Personal deep learning study and research notes, organized for experimentation, review, and long-term reuse.
This repository is a personal workspace for self-directed deep learning study and research. It is intended to keep experiments, learning notes, implementation practice, and research references organized in one place.
- Build a deeper understanding of deep learning by implementing and testing ideas directly.
- Track lectures, papers, tutorials, and coding experiments in a single repository.
- Keep experiments and observations in a reproducible, reviewable format.
- Separate study notes from research notes as the project grows.
research_proj/
└── deep_learning/
├── CNN.ipynb
└── MLP.ipynb
deep_learning/CNN.ipynb: notes and experiments related to convolutional neural networks.deep_learning/MLP.ipynb: notes and experiments related to multilayer perceptrons.

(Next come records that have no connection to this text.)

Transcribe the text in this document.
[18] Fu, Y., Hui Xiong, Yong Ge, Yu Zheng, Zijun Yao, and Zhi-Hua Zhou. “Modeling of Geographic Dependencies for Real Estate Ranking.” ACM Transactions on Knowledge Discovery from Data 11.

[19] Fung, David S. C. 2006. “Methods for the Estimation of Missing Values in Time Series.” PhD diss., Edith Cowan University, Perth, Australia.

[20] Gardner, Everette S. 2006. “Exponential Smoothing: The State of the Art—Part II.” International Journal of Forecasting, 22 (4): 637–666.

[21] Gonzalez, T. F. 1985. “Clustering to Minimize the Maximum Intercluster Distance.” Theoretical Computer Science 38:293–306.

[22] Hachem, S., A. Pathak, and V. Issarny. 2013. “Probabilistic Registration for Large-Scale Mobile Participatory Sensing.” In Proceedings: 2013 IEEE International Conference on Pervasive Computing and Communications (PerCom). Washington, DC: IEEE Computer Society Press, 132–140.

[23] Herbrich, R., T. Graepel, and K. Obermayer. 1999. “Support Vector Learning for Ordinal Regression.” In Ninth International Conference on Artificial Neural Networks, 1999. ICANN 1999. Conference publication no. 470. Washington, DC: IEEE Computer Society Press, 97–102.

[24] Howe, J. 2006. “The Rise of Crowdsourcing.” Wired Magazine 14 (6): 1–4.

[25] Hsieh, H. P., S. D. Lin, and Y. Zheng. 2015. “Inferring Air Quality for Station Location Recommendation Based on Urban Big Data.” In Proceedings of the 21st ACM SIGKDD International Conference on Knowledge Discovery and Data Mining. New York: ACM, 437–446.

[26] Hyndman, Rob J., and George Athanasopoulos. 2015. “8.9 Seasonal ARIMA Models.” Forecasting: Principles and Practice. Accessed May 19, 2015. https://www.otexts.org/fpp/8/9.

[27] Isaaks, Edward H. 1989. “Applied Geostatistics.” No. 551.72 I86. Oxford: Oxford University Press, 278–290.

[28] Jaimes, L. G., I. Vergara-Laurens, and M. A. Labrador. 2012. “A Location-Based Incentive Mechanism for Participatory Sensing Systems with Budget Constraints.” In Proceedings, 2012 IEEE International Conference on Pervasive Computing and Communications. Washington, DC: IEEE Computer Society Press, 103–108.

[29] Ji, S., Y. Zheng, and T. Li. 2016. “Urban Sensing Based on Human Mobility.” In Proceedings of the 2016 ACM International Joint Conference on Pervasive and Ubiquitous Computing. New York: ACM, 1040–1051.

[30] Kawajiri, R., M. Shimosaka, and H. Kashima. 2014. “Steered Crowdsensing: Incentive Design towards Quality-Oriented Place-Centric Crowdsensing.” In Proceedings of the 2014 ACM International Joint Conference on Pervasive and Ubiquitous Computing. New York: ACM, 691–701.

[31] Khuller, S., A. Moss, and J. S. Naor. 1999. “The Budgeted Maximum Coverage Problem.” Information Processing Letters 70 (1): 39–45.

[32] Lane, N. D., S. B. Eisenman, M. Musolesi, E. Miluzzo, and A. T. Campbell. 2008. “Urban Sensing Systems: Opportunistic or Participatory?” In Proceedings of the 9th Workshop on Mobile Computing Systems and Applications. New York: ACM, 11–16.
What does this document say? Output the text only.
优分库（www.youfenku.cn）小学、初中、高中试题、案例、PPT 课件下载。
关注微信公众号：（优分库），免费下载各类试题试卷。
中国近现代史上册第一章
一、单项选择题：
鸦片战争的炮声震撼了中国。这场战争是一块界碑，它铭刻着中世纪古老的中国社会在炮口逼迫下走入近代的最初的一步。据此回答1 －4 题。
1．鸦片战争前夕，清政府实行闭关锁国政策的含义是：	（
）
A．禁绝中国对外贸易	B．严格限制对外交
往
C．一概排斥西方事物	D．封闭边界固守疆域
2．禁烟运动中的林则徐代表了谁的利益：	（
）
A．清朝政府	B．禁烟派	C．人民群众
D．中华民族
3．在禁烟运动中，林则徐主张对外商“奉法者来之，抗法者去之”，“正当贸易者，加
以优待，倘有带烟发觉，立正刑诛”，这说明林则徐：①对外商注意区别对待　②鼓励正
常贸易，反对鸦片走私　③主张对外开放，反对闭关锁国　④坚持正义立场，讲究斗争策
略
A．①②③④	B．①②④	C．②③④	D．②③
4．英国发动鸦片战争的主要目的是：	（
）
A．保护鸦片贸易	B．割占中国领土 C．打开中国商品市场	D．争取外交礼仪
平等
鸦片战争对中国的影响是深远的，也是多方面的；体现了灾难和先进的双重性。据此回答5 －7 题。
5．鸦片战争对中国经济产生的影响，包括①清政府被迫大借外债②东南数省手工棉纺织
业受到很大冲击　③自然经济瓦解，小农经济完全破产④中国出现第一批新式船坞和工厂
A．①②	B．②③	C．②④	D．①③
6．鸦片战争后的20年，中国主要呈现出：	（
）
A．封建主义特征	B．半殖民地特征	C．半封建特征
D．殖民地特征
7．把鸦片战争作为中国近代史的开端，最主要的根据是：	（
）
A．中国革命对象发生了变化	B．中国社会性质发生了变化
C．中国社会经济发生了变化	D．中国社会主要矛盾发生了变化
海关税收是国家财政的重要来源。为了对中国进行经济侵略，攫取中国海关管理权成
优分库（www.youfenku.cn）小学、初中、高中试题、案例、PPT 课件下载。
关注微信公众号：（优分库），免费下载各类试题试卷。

- Keep notebooks focused on a single topic or experiment.
- Record the goal, core idea, results, and follow-up questions together.
- Prefer code that is easy to rerun and results that are easy to reproduce.
- Avoid committing large datasets, temporary files, or generated artifacts.
As the repository expands, a structure like the following will help keep it maintainable:
research_proj/
├── deep_learning/
├── notes/
├── experiments/
└── references/
Based on the current .gitignore, the repository excludes:
- PDF documents
- CSV files
- Excel spreadsheets
- Word documents
- macOS metadata files
- Choose a topic or research question.
- Create or update the relevant notebook under
deep_learning/. - Document the experiment setup, key results, and interpretation in the notebook.
- Keep the work reproducible by recording important parameters and assumptions.
- Move broader summaries or references into dedicated folders as the repository grows.
This repository is currently for personal learning and research. Add a license later if you plan to share or publish the work.